O quadro foi pintado meio ano após a morte da mãe do artista e é uma das obras mais íntimas da sua produção. Baseia-se não só na memória de uma pessoa querida, mas também na experiência da despedida, que se tornou a fonte de inspiração para a obra.

O artista recorda: «Quando a minha mãe faleceu, nós, os seus filhos, entrámos no quarto para nos despedirmos dela. Ao lado dela estava sentada uma senhora idosa. Ela ordenou-nos que abanássemos lentamente a minha mãe com um pano branco sobre o rosto, dizendo que isso acalmava os falecidos. Através do pano translúcido, vi claramente o rosto dela, surpreendentemente sereno e radiante.»

Na composição, o rosto da mulher está oculto por um tecido fino e translúcido, que se torna não só um detalhe do objeto, mas também o símbolo principal da obra. Separa o mundo dos vivos do mundo das memórias e torna-se uma metáfora da frágil fronteira entre a presença e a ausência. Apesar deste obstáculo, o rosto permanece reconhecível, como se a memória fosse capaz de superar o tempo e a perda.

O nome quirguiz da pintura é «Košok». Na cultura quirguiz, o «košok» é um género tradicional de lamento ritual, praticado principalmente por mulheres durante funerais e cerimónias comemorativas. Esses lamentos não só expressam tristeza, como se tornam também uma forma de manter a ligação com a pessoa falecida e de transformar a dor pessoal numa memória coletiva.

A contenção pictórica, a paleta de cores suaves e a ausência de dramatização exterior conferem à obra uma profundidade emocional especial. A tristeza não se expressa aqui através de gestos ou expressões, mas sim pelo silêncio, pela imobilidade e pela orientação frontal, quase iconográfica, da imagem. O tecido translúcido torna-se, simultaneamente, um símbolo da última despedida e um sinal de uma memória que não desaparece, mas continua viva na consciência dos entes queridos.

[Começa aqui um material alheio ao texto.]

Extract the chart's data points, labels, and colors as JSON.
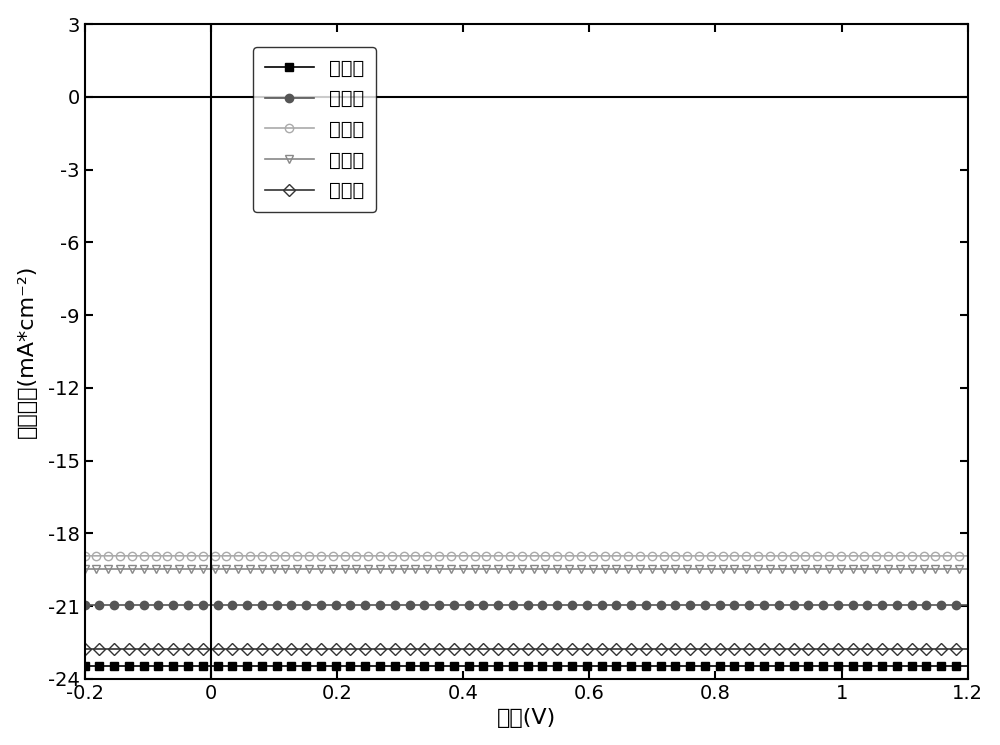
{
  "title": "",
  "xlabel": "电压(V)",
  "ylabel": "电流密度(mA*cm⁻²)",
  "xlim": [
    -0.2,
    1.2
  ],
  "ylim": [
    -24,
    3
  ],
  "xticks": [
    -0.2,
    0.0,
    0.2,
    0.4,
    0.6,
    0.8,
    1.0,
    1.2
  ],
  "yticks": [
    -24,
    -21,
    -18,
    -15,
    -12,
    -9,
    -6,
    -3,
    0,
    3
  ],
  "curves": [
    {
      "label": "案例一",
      "color": "#000000",
      "marker": "s",
      "fillstyle": "full",
      "Jsc": -23.5,
      "Voc": 1.085,
      "n": 1.6,
      "Rsh": 2000,
      "Rs": 3.5
    },
    {
      "label": "案例二",
      "color": "#555555",
      "marker": "o",
      "fillstyle": "full",
      "Jsc": -21.0,
      "Voc": 1.055,
      "n": 1.6,
      "Rsh": 2000,
      "Rs": 3.5
    },
    {
      "label": "案例三",
      "color": "#aaaaaa",
      "marker": "o",
      "fillstyle": "none",
      "Jsc": -19.0,
      "Voc": 0.97,
      "n": 2.8,
      "Rsh": 500,
      "Rs": 2.0
    },
    {
      "label": "案例四",
      "color": "#888888",
      "marker": "v",
      "fillstyle": "none",
      "Jsc": -19.5,
      "Voc": 1.02,
      "n": 1.6,
      "Rsh": 2000,
      "Rs": 3.5
    },
    {
      "label": "案例五",
      "color": "#333333",
      "marker": "D",
      "fillstyle": "none",
      "Jsc": -22.8,
      "Voc": 1.065,
      "n": 1.6,
      "Rsh": 2000,
      "Rs": 3.5
    }
  ],
  "background_color": "#ffffff",
  "linewidth": 1.2,
  "markersize": 6,
  "n_points": 300
}
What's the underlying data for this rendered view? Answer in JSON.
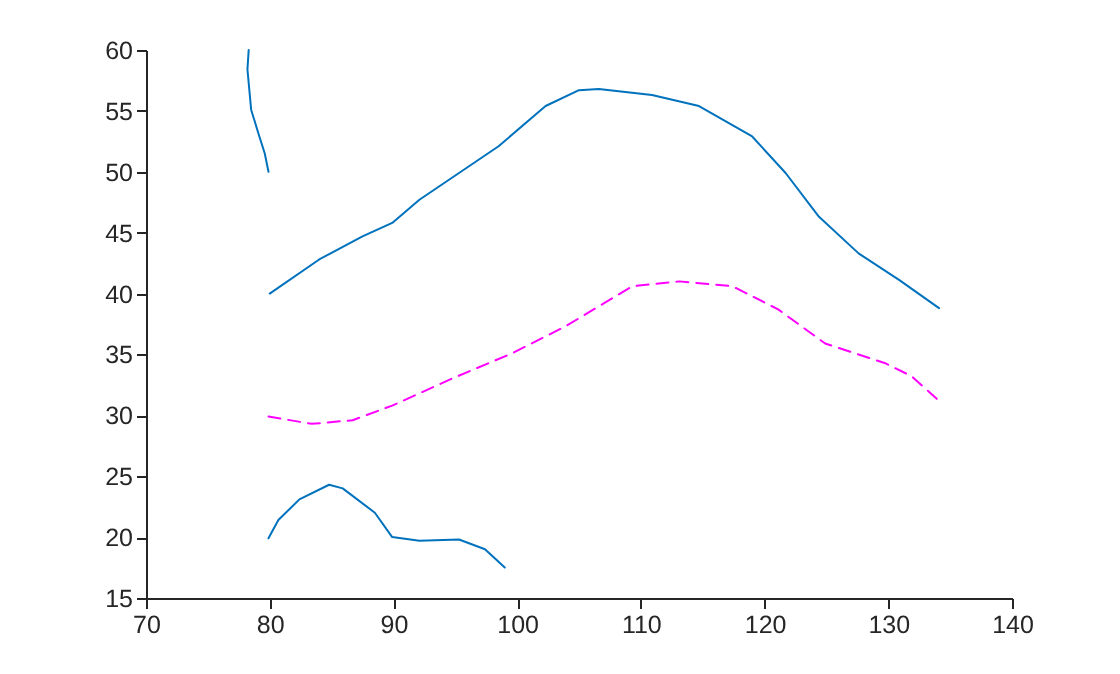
{
  "chart_data": {
    "type": "line",
    "xlim": [
      70,
      140
    ],
    "ylim": [
      15,
      60
    ],
    "xticks": [
      70,
      80,
      90,
      100,
      110,
      120,
      130,
      140
    ],
    "yticks": [
      15,
      20,
      25,
      30,
      35,
      40,
      45,
      50,
      55,
      60
    ],
    "grid": false,
    "marker": "none",
    "series": [
      {
        "color": "#0072bd",
        "line_style": "solid",
        "x": [
          78.3,
          78.2,
          78.5,
          79.1,
          79.6,
          79.9
        ],
        "values": [
          60,
          58.4,
          55.1,
          53.1,
          51.5,
          50
        ]
      },
      {
        "color": "#0072bd",
        "line_style": "solid",
        "x": [
          80,
          84,
          87.5,
          89.9,
          92.1,
          98.5,
          102.3,
          105,
          106.6,
          110.9,
          114.7,
          119,
          121.7,
          124.4,
          127.6,
          130.9,
          134.1
        ],
        "values": [
          40,
          42.8,
          44.7,
          45.8,
          47.7,
          52.1,
          55.4,
          56.7,
          56.8,
          56.3,
          55.4,
          52.9,
          49.9,
          46.3,
          43.3,
          41.1,
          38.8
        ]
      },
      {
        "color": "#ff00ff",
        "line_style": "dashed",
        "x": [
          79.9,
          83.4,
          86.7,
          89.9,
          94.7,
          99.6,
          103.9,
          109.3,
          113.1,
          117.4,
          121.1,
          124.9,
          129.7,
          131.9,
          134.3
        ],
        "values": [
          29.9,
          29.3,
          29.6,
          30.8,
          33,
          35.1,
          37.3,
          40.6,
          41,
          40.6,
          38.7,
          35.9,
          34.3,
          33.2,
          31
        ]
      },
      {
        "color": "#0072bd",
        "line_style": "solid",
        "x": [
          79.9,
          80.7,
          82.4,
          84.8,
          85.9,
          88.5,
          89.9,
          92.1,
          95.3,
          97.4,
          99
        ],
        "values": [
          19.9,
          21.4,
          23.1,
          24.3,
          24,
          22,
          20,
          19.7,
          19.8,
          19,
          17.5
        ]
      }
    ]
  }
}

«Košok» não é apenas uma homenagem à mãe do artista, mas também uma reflexão sobre a natureza da perda, sobre a dignidade da memória humana e sobre as tradições que ajudam o ser humano a superar a inevitabilidade da morte. A experiência pessoal adquire, nesta obra, um significado universal e transforma-se numa imagem do amor que perdura mesmo após a partida de um ente querido.